Looking toward summer, Civi is again hoping to participate in Google Summer of Code – if you know any IT students who may be interested and eligible, tell them about it – if you have any suggestions for projects or want to be a mentor, let us know!

Next CiviCON is planned for April in beautiful Denver, Colorado, check http://denver2015.civicrm.org

James Meehan presented the work he’d done on the Bay Area Children’s Theater website, implementing  ticketing – users can buy tickets using a flex pass or credit card, from a calendar or show page.  The enhancement/contribution James made is CiviBoxOffice, based on an implementation of FusionTicket to allow for a seat map from which to select a seat or group of seats.  Asked about the time/resources spent on making this extension he estimated about 20 hours for proof of concept plus ~10-12 K to Giant Rabbit for testing and other work.

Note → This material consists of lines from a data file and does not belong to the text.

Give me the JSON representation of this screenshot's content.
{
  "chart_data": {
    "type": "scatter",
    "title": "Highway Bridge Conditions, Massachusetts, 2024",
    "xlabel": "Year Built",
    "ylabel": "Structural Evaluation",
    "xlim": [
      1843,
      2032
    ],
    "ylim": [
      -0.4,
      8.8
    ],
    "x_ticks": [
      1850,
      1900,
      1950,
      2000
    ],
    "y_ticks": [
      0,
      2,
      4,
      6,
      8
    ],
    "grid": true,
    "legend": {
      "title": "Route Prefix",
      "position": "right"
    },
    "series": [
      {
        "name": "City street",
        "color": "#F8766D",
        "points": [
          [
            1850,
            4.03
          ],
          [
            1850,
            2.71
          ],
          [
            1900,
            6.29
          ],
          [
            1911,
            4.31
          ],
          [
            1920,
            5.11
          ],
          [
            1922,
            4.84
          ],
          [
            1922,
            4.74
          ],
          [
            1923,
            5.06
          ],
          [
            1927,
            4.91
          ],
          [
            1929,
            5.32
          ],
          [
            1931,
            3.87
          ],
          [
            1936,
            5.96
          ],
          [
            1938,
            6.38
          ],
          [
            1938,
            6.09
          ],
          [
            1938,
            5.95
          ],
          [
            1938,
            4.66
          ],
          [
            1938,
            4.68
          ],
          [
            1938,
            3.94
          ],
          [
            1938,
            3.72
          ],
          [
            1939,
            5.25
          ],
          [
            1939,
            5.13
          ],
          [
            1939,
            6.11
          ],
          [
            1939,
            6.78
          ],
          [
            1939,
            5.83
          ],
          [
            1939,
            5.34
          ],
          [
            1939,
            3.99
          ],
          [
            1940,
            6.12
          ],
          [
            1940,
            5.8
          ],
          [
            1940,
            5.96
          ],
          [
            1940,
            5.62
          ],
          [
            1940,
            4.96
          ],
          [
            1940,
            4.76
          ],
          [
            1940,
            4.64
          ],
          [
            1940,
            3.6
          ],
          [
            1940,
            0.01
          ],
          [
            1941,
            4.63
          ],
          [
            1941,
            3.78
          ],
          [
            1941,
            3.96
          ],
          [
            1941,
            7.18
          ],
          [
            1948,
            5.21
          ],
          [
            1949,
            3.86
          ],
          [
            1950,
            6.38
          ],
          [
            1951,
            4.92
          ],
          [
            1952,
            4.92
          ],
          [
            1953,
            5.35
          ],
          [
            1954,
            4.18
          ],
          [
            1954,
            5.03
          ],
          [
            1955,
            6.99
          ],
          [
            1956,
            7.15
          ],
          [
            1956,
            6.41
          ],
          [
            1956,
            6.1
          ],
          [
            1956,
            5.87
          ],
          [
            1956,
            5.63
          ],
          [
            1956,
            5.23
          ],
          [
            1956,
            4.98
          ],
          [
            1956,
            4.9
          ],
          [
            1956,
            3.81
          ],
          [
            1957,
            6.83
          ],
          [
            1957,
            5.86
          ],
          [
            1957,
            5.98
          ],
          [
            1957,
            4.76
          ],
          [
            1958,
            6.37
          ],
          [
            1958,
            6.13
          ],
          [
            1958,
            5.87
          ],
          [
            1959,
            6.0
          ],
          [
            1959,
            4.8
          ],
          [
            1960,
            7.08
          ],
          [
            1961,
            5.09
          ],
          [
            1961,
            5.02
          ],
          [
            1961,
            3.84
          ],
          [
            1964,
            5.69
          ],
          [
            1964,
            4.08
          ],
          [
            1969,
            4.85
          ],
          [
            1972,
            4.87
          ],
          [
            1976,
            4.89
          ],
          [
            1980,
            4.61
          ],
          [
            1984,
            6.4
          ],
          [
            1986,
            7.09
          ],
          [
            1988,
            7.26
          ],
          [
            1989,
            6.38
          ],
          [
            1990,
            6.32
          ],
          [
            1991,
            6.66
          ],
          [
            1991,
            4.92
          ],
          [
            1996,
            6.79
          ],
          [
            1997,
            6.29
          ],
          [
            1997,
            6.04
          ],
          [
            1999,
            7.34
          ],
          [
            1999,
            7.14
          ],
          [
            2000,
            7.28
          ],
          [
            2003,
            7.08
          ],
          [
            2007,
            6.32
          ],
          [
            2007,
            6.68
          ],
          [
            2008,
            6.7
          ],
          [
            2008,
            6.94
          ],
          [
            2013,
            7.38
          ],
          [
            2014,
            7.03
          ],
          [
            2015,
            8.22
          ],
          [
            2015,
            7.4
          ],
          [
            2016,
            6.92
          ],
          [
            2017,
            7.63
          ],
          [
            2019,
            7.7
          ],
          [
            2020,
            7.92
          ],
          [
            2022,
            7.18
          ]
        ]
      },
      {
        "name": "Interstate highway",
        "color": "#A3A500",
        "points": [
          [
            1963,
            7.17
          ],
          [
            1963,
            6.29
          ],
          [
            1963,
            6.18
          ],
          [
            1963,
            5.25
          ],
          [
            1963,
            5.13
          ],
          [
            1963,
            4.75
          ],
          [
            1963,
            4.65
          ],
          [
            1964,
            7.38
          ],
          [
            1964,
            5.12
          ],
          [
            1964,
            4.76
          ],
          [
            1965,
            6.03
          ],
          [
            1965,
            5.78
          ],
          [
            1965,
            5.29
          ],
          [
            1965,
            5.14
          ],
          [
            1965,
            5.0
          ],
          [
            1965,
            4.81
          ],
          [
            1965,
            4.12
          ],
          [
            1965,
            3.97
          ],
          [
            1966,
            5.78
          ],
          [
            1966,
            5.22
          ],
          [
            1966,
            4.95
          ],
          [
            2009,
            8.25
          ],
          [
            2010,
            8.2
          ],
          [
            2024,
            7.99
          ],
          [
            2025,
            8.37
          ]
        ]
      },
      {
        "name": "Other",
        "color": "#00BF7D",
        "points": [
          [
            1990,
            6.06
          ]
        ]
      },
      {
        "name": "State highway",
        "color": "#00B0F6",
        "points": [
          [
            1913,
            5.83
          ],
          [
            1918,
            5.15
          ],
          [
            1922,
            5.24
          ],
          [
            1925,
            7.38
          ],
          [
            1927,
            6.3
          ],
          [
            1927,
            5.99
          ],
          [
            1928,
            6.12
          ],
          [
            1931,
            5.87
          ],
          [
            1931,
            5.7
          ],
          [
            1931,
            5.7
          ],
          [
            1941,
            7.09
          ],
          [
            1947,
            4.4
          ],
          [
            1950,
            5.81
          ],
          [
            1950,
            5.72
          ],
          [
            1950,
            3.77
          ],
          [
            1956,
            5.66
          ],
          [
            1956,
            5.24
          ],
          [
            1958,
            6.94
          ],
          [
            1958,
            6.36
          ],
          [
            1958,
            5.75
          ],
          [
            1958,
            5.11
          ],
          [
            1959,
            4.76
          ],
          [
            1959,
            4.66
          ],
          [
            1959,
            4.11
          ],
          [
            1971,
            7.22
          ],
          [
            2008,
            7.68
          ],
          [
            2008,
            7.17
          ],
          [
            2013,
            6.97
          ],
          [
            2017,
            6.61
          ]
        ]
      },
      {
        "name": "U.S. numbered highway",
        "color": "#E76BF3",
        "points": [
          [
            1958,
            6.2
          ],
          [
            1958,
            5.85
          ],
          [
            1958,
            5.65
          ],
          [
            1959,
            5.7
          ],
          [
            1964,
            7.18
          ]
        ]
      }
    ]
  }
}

Josh Mailman next talked about how his life-changing episode with a rare form of cancer (similar to Steve Jobs’ ) brought him to work with various medical boards – in particular NorCal CarciNet.  He got involved with Oakland Running Festival for which he used Civi for event handling.  For the WARMTH organization, Josh joked about the nightmare of trying to work with PayPal and  a bank in India, where PayPal limited transactions to $200/month.  He was helped out by Stephen Bestbier of iATS, and Spreedly, which he recommended highly for dealing with foreign wire transfers.  He then talked about his own experiences with data siloing, in particular MailChimp for mailing, instead of CiviMail and mentioned that 1) organizations lose control of their own data and branding even though it may seem ‘easier’ to use MailChimp or Eventbrite and 2.) he has a history with email in spite, or because of, his name – just say ‘eFax.com’ .

Thanks to the CiviCRM people, Neil and Cividesk, and both our presenters for a great CiviDay 2015 (may there be more meetups in future!)